On Monday 03 June 2013, Patryk Zawadzki wrote:
> Here's the ticket:
>
>
https://code.djangoproject.com/ticket/6785
>
> tl;dr: Calling .get() on a badly filtered queryset can result in lots
> of database rows being fetched and wrapped in Python objects for no
> gain.
>
tl;dr: There's a general, valuable optimization to be made here, but it should
be implemented at a lower level.
I have raised a related issue about a year and a half ago[0], thinking
(mistakenly) that it was mostly an Oracle issue. Ian Kelly had pointed me in
the right direction, but then life happened... The problem is that for all
single-row queries except aggregates, Django uses the same strategy as used in
get (and which you kept using in your patch): limit the query (usually)

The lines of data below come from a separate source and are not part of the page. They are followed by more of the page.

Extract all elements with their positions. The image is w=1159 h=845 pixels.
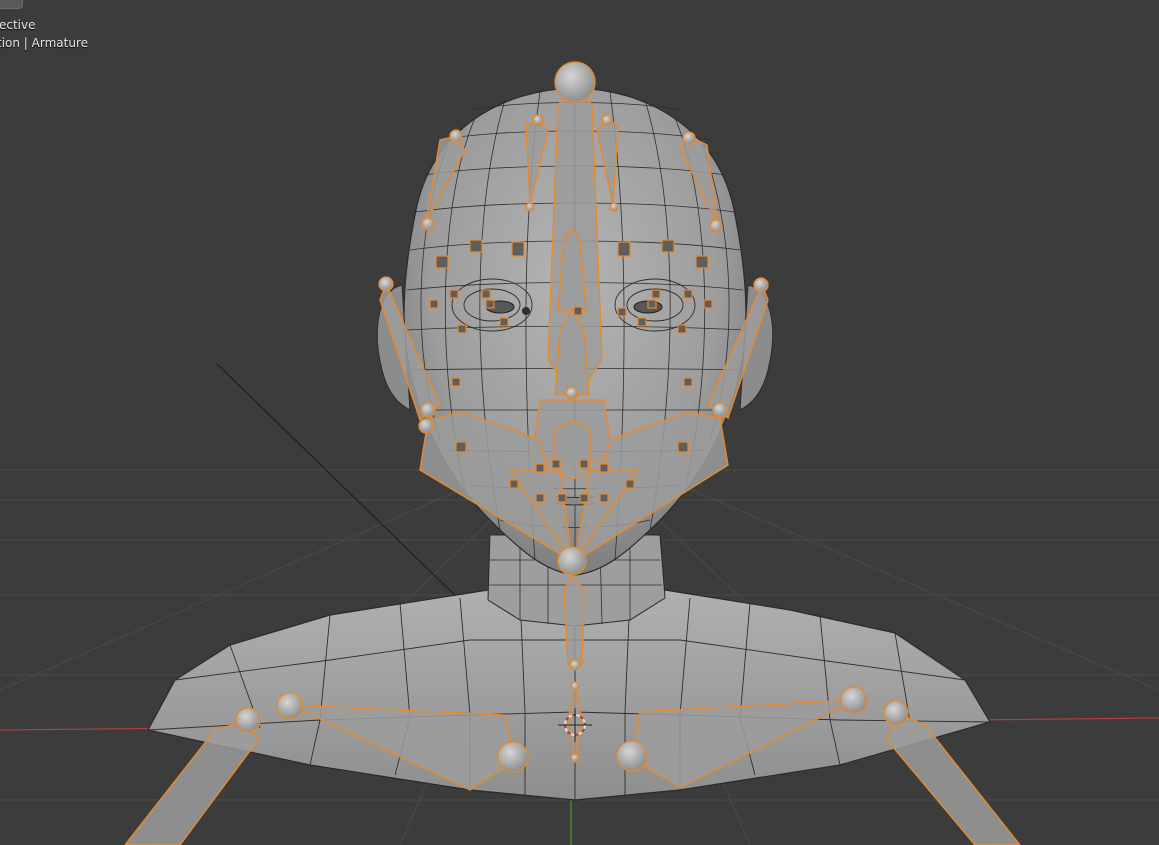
view-info-label: tion | Armature [0,36,88,50]
joint-shoulder-right[interactable] [883,700,909,726]
joint-nose-tip[interactable] [565,386,579,400]
joint-chin[interactable] [557,546,587,576]
bone-neck[interactable] [563,573,585,671]
joint-brow-left[interactable] [532,114,544,126]
joint-temple-right[interactable] [682,131,696,145]
joint-temple-right-tail[interactable] [709,219,723,233]
joint-jaw-right[interactable] [712,402,728,418]
joint-ear-left[interactable] [378,276,394,292]
joint-spine-bottom[interactable] [570,753,580,763]
joint-brow-right[interactable] [601,114,613,126]
joint-ear-right[interactable] [753,277,769,293]
joint-neck[interactable] [569,659,581,671]
joint-spine-top[interactable] [570,681,580,691]
joint-temple-left[interactable] [449,129,463,143]
3d-viewport[interactable] [0,0,1159,845]
joint-jaw-left[interactable] [420,402,436,418]
joint-shoulder-left[interactable] [235,707,261,733]
joint-brow-right-tail[interactable] [609,202,619,212]
view-type-label: ective [0,18,36,32]
joint-clavicle-right[interactable] [840,686,868,714]
joint-temple-left-tail[interactable] [421,217,435,231]
joint-jaw-left-lower[interactable] [418,418,434,434]
joint-clavicle-left-end[interactable] [497,741,529,773]
joint-clavicle-left[interactable] [276,692,304,720]
editor-type-icon[interactable] [0,0,23,9]
joint-clavicle-right-end[interactable] [616,740,648,772]
joint-brow-left-tail[interactable] [525,202,535,212]
joint-head-top[interactable] [554,61,596,103]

properly, then fetch until no more records are retrieved (fetching in done in
chunks using fetchmany(), and not using fetchall()).
For single-row queries, this means two fetches; an unnecessary network
roundtrip, for each such query, unless the backend or underlying driver take
care to prevent it. On Oracle, at least, nobody does.

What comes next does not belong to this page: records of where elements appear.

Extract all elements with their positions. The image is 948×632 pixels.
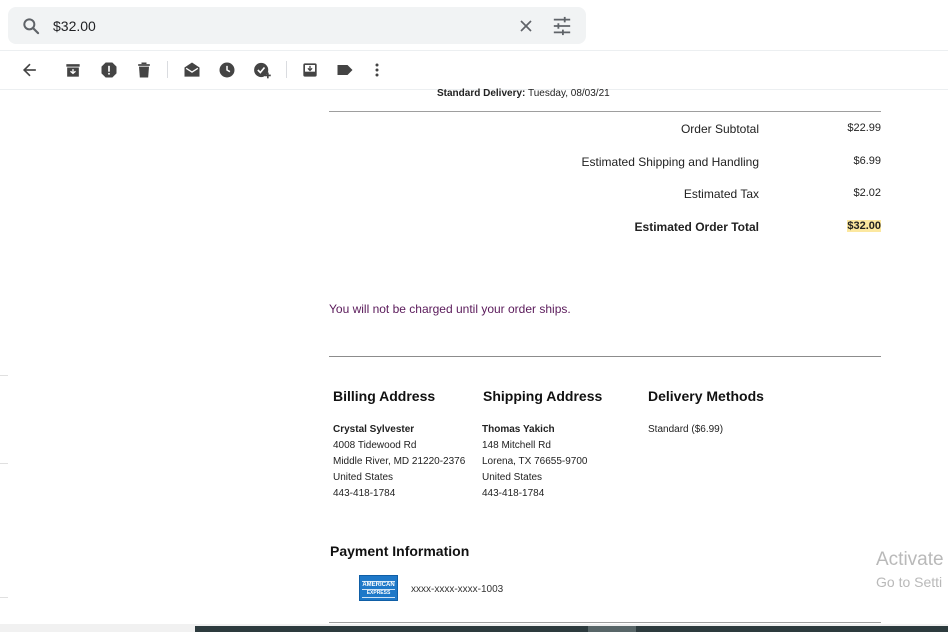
delivery-methods-heading: Delivery Methods bbox=[648, 388, 764, 404]
shipping-address: Thomas Yakich 148 Mitchell Rd Lorena, TX… bbox=[482, 422, 587, 502]
amex-card-logo: AMERICAN EXPRESS bbox=[359, 575, 398, 601]
archive-icon[interactable] bbox=[63, 60, 83, 80]
billing-line: 4008 Tidewood Rd bbox=[333, 440, 417, 451]
shipping-address-heading: Shipping Address bbox=[483, 388, 603, 404]
shipping-line: United States bbox=[482, 472, 543, 483]
order-total-value: $32.00 bbox=[847, 220, 881, 232]
toolbar-separator bbox=[286, 61, 287, 78]
billing-line: United States bbox=[333, 472, 394, 483]
divider bbox=[329, 356, 881, 357]
subtotal-value: $22.99 bbox=[847, 122, 881, 134]
shipping-line: 148 Mitchell Rd bbox=[482, 440, 551, 451]
close-icon[interactable] bbox=[516, 16, 536, 36]
label-icon[interactable] bbox=[335, 60, 355, 80]
move-to-icon[interactable] bbox=[300, 60, 320, 80]
search-highlight: $32.00 bbox=[847, 220, 881, 232]
more-vertical-icon[interactable] bbox=[367, 60, 387, 80]
search-icon[interactable] bbox=[21, 16, 41, 36]
taskbar bbox=[195, 626, 948, 632]
delivery-date: Tuesday, 08/03/21 bbox=[525, 88, 610, 99]
subtotal-label: Order Subtotal bbox=[680, 122, 759, 136]
billing-line: Middle River, MD 21220-2376 bbox=[333, 456, 466, 467]
amex-logo-text: EXPRESS bbox=[362, 589, 395, 598]
tax-label: Estimated Tax bbox=[683, 187, 759, 201]
tax-value: $2.02 bbox=[853, 187, 881, 199]
payment-information-heading: Payment Information bbox=[330, 543, 470, 559]
activate-windows-watermark: Activate bbox=[876, 549, 944, 570]
shipping-label: Estimated Shipping and Handling bbox=[581, 155, 759, 169]
search-input[interactable] bbox=[53, 15, 493, 36]
report-spam-icon[interactable] bbox=[99, 60, 119, 80]
snooze-icon[interactable] bbox=[217, 60, 237, 80]
order-total-label: Estimated Order Total bbox=[634, 220, 759, 234]
delivery-method-value: Standard ($6.99) bbox=[648, 424, 724, 435]
toolbar-separator bbox=[167, 61, 168, 78]
delivery-method: Standard ($6.99) bbox=[648, 422, 723, 438]
search-bar[interactable] bbox=[8, 7, 586, 44]
shipping-line: Lorena, TX 76655-9700 bbox=[482, 456, 588, 467]
shipping-name: Thomas Yakich bbox=[482, 424, 555, 435]
add-task-icon[interactable] bbox=[252, 60, 272, 80]
delivery-info: Standard Delivery: Tuesday, 08/03/21 bbox=[437, 88, 610, 99]
billing-address-heading: Billing Address bbox=[333, 388, 436, 404]
back-arrow-icon[interactable] bbox=[20, 60, 40, 80]
activate-windows-watermark-sub: Go to Setti bbox=[876, 574, 943, 590]
card-number: xxxx-xxxx-xxxx-1003 bbox=[411, 584, 504, 595]
charge-notice: You will not be charged until your order… bbox=[329, 302, 571, 316]
header-divider bbox=[0, 50, 948, 51]
shipping-value: $6.99 bbox=[853, 155, 881, 167]
email-body bbox=[0, 90, 948, 632]
divider bbox=[329, 111, 881, 112]
scrollbar-thumb[interactable] bbox=[588, 626, 636, 632]
billing-name: Crystal Sylvester bbox=[333, 424, 415, 435]
mark-unread-icon[interactable] bbox=[182, 60, 202, 80]
billing-phone: 443-418-1784 bbox=[333, 488, 396, 499]
divider bbox=[329, 622, 881, 623]
tune-icon[interactable] bbox=[551, 16, 573, 36]
billing-address: Crystal Sylvester 4008 Tidewood Rd Middl… bbox=[333, 422, 465, 502]
delete-icon[interactable] bbox=[134, 60, 154, 80]
shipping-phone: 443-418-1784 bbox=[482, 488, 545, 499]
delivery-label: Standard Delivery: bbox=[437, 88, 526, 99]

What we should do instead, in my opinion, is stop fetching as soon as a chunk
arrives that isn't full. This alone should reduce the number of network
accesses significantly on most Django projects.

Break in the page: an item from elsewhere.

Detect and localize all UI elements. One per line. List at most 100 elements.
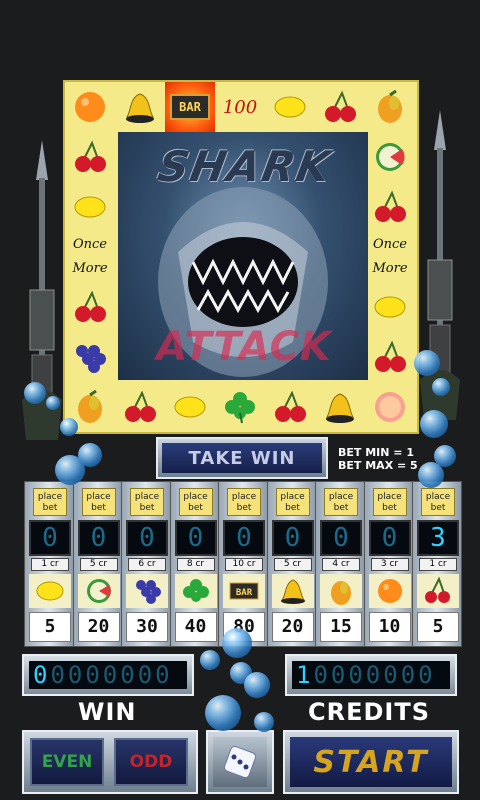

While we're doing that, we could also define a new mode of sql execution (see
SQLCompiler.results_iter(), in django.db.models.sql.compiler): Next to the
current SINGLE (which uses fetchone()) and MULTI (the chunked loop described
above) we could have SINGLE_VERIFY, which always fetches a single chunk of
size 2. Make get() use that, and #6785 is fixed, while improving performance --
rather than hurting it on correct usage, like the proposed patch[1] does.
Assuming nobody raises objections, I intend to propose a patch along these
lines sometime in the coming weeks (it's one of a few things on my to-do
list), but I wouldn't mind at all if someone beat me to it.
Hope this helps,
Shai.
[0]
https://groups.google.com/d/msg/django-developers/SQ0Pltt_f0M/3ccQn0aauiEJ
[1]
https://github.com/django/django/pull/1139